La Banque Centrale de Tunisie (BCT) a publié récemment la circulaire n°2026-2, un texte imposant de nouvelles obligations aux bureaux de change et aux changeurs manuels afin de renforcer la lutte contre le blanchiment d’argent, le financement du terrorisme et la prolifération des armes de destruction massive. Cette initiative marque un durcissement significatif du contrôle sur ce secteur clé des services financiers en Tunisie.
La circulaire s’appuie sur un cadre légal étendu, incluant notamment la loi organique n°2015-26 relative au blanchiment d’argent et au terrorisme, la loi n°76-18 sur la législation des changes et le commerce extérieur, ainsi que les lois fixant le statut de la BCT et régissant les banques et établissements financiers.
Des obligations strictes pour tous les bureaux de change
Tous les bureaux de change, qu’ils soient gérés par des propriétaires ou par des collaborateurs salariés, sont désormais tenus de mettre en place un dispositif interne de vigilance et de surveillance, proportionné à la taille de l’activité, au profil de la clientèle et aux volumes des opérations. Ce dispositif doit permettre :
- L’identification systématique des clients et des bénéficiaires effectifs à l’aide de documents officiels et fiables, incluant nom, date et lieu de naissance, adresse, profession, revenus et liens éventuels avec des personnes politiquement exposées.
- Le filtrage des clients et bénéficiaires par rapport aux listes nationales et internationales de personnes ou entités liées au terrorisme ou soumises à des sanctions onusiennes.
- Le suivi et la surveillance permanente des opérations, afin de détecter en temps réel les transactions inhabituelles ou suspectes.
- La déclaration immédiate des opérations suspectes à la Commission Tunisienne des Analyses Financières (CTAF).
- La conservation des documents relatifs aux clients et aux transactions pendant une durée de dix ans.
Une vigilance renforcée pour les clients à risque
Les bureaux de change doivent appliquer des mesures de vigilance renforcée pour certains clients :
- Les personnes politiquement exposées (chefs d’État, membres du gouvernement, parlementaires, hauts responsables militaires ou diplomatiques, dirigeants de partis politiques, proches jusqu’au premier degré inclus).
- Les clients identifiés comme à haut risque par l’évaluation interne du bureau de change.
- Les ressortissants ou résidents de juridictions surveillées ou considérées à haut risque par le Groupe d’Action Financière (GAFI).
- Les clients effectuant des opérations inhabituelles ou portant sur des montants anormalement élevés.
Ces mesures incluent notamment la collecte d’informations supplémentaires sur le client et son bénéficiaire effectif, la surveillance accrue des transactions, et la mise à jour plus fréquente des dossiers d’identification.
Déclarations de soupçon et gel des avoirs
La circulaire rappelle que tout soupçon d’opération illicite doit être immédiatement signalé à la CTAF via la plateforme goAML, même après la réalisation de la transaction si de nouvelles informations apparaissent. Les bureaux de change doivent également signaler les avoirs gelés liés aux sanctions onusiennes ou décidés par la Commission Nationale de Lutte Contre le Terrorisme. Toute tentative d’effectuer des opérations interdites doit être déclarée sans délai.

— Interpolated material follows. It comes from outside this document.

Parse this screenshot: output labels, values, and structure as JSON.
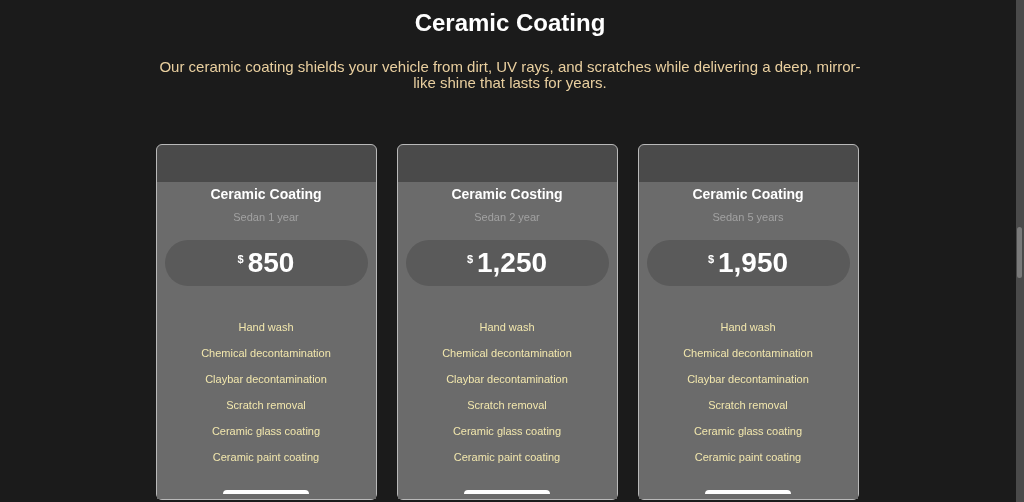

Les changeurs manuels sont protégés : ils ne peuvent être poursuivis ni tenus responsables lorsqu’ils effectuent ces déclarations de bonne foi.
Le gouverneur de la BCT, Fethi Zouhaier Nouri, rappelle que des sanctions disciplinaires peuvent être appliquées en cas de manquement aux obligations : avertissement, blâme, suspension d’activité pouvant aller jusqu’à deux ans, ou retrait définitif de l’autorisation d’exercer.
Une mise en conformité obligatoire et détaillée
La circulaire prévoit une liste complète des éléments d’identification à recueillir, selon que le client soit une personne physique, morale, une association, un parti politique ou une construction juridique. Ces informations incluent, entre autres, la situation financière, les actionnaires, les mandats et pouvoirs, et l’identité des bénéficiaires effectifs.
En renforçant ces règles, la BCT aligne la réglementation tunisienne sur les standards internationaux de lutte contre le blanchiment et le financement du terrorisme, tout en exigeant des bureaux de change qu’ils disposent de procédures strictes et d’une formation continue du personnel.